Cette fonction de SUV que personne ne voulait perdre disparaît quand même
Ford, Lincoln, Range Rover et Rolls-Royce proposent encore des SUV à hayon fractionné, mais le BMW X5 vient d'abandonner cette solution — et il ne sera peut-être pas le seul.
Il y a cinq ans encore, le hayon fractionné sur un SUV était presque la norme. Aujourd'hui, c'est une espèce en voie de disparition. Volvo XC90, Land Rover Discovery, Toyota Land Cruiser, Lexus LX et BMW X5 ont tous abandonné ce système l'un après l'autre au profit d'une simple cinquième porte monobloc.
Pourtant, l'idée était élégante : la partie supérieure se relève, la partie inférieure bascule comme le hayon d'un pick-up. Sur un parking étroit, c'est un vrai atout. Rien ne tombe quand on n'ouvre que le haut. En pique-nique, la partie basse devient instantanément un banc. Sur un grand SUV, ce n'était jamais un simple gadget, mais un vrai outil du quotidien. Et pourtant, les constructeurs l'abandonnent en masse.
Aux États-Unis, il ne reste plus que cinq modèles de ce type. Le moins cher n'est ni premium ni luxe : c'est le Ford Expedition, à partir de 63 600 dollars. La version allongée Expedition Max démarre à 66 600 dollars. Ford ne cache pas son intention : combiner un hayon de SUV classique avec la praticité d'un plateau de pick-up.
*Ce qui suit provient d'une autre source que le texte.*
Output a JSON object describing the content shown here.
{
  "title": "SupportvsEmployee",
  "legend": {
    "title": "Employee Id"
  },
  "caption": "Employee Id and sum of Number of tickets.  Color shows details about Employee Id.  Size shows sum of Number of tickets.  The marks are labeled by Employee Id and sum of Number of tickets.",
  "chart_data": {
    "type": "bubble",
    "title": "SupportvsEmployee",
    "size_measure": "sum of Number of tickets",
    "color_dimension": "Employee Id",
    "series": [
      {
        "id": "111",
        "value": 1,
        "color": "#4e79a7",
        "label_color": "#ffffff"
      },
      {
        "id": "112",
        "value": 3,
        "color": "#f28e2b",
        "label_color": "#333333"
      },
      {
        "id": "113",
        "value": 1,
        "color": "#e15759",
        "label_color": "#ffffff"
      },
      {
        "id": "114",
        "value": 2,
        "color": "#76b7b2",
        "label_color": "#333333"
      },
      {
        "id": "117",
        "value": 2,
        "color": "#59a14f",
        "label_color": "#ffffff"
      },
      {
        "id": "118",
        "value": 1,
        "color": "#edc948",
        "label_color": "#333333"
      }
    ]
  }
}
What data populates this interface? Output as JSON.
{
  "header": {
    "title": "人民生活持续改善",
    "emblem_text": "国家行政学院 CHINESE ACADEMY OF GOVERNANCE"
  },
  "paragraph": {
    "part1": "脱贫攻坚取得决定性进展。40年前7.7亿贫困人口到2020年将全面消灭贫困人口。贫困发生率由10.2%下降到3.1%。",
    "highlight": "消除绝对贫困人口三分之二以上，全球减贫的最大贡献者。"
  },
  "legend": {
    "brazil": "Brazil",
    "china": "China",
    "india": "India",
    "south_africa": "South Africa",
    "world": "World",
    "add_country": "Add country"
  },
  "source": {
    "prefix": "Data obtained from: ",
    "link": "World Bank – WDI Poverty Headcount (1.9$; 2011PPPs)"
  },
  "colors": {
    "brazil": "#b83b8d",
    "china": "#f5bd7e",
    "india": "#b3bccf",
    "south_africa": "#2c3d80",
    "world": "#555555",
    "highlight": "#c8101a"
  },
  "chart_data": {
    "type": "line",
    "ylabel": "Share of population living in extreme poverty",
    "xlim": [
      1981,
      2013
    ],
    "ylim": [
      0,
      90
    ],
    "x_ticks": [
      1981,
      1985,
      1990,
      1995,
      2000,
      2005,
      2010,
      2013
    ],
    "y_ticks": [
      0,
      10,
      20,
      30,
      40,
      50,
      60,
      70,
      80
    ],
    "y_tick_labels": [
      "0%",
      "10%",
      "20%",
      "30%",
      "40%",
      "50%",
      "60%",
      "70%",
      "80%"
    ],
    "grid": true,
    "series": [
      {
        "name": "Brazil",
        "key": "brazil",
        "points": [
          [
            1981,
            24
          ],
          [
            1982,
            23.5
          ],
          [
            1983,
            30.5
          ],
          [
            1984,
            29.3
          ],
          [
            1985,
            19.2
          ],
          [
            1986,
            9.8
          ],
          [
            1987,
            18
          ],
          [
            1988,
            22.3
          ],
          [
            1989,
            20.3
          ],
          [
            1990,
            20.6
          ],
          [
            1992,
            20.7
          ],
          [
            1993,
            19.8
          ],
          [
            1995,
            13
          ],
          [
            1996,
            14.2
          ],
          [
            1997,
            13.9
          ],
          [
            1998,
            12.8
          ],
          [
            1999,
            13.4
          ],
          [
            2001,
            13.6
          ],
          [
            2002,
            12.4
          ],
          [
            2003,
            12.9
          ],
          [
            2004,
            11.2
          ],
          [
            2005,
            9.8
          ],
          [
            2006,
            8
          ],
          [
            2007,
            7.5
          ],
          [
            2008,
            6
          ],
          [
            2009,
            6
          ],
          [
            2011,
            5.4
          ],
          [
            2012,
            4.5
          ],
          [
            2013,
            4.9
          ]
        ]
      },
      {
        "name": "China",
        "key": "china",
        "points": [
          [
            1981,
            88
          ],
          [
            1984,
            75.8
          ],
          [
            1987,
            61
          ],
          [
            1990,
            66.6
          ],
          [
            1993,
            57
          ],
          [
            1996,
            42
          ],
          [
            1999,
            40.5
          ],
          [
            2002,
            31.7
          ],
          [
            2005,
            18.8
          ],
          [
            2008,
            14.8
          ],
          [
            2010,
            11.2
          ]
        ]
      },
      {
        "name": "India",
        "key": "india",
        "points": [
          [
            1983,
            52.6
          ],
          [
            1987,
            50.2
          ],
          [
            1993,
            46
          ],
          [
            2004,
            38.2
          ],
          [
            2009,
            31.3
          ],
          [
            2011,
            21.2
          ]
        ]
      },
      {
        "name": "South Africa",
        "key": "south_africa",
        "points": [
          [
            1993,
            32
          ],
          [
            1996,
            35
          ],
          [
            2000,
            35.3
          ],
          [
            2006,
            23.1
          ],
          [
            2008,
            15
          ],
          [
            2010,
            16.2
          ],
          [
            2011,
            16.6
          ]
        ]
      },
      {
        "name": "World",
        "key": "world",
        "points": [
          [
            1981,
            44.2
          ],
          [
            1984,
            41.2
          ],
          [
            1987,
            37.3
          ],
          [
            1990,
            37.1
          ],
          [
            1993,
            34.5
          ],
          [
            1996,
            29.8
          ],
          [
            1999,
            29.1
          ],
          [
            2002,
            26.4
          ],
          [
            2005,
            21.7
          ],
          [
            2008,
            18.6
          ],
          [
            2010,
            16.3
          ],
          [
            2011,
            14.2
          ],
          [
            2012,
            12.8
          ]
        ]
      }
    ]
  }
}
Vient ensuite le BMW X7, à partir de 87 500 dollars. Et c'est là que ça devient intéressant : depuis que le nouveau X5 a perdu son hayon fractionné, le X7 reste le seul BMW à en être équipé. Pour combien de temps encore ? Rien n'est moins sûr : la marque simplifie déjà ses solutions de carrosserie ailleurs, avec par exemple l'abandon de la vitre de custode escamotable sur la Série 5 Touring.
Le Lincoln Navigator démarre à 89 995 dollars et reprend la même idée sous son propre nom, Splitgate. Le Range Rover est encore plus cher, à partir de 113 300 dollars – mais chez lui, ce n'est pas une option, c'est une part de son ADN : le tout premier Range Rover disposait déjà de ce hayon en 1970, et le modèle ne l'a plus jamais quitté depuis plus d'un demi-siècle. Chez le Rolls-Royce Cullinan, le prix dépasse les 400 000 dollars, et là, la partie basse fonctionne avec les sièges escamotables du Viewing Suite. Il y a tout de même une différence entre la praticité et la mise en scène.
Pourquoi cette fonction disparaît-elle ? La réponse est prosaïque : le coût et la complexité. Charnières, verrous, actionneurs, renforts, capteurs, calibrages supplémentaires — la structure double littéralement. Pour un SUV grand public, ce sont des dépenses inutiles. Pour un modèle premium, c'est au contraire un argument pour vendre l'exclusivité.
Ceux qui chargent vraiment leur SUV, transportent des chaussures boueuses ou s'en servent comme banc apprécieraient cette fonction pour son utilité, pas pour l'effet. Mais plus le mécanisme coûte cher, plus vite il migre des SUV du quotidien vers la niche des grosses voitures onéreuses. Bientôt, le hayon fractionné pourrait bien devenir un privilège réservé à ceux qui peuvent se permettre de payer un banc avec vue sur le coucher de soleil.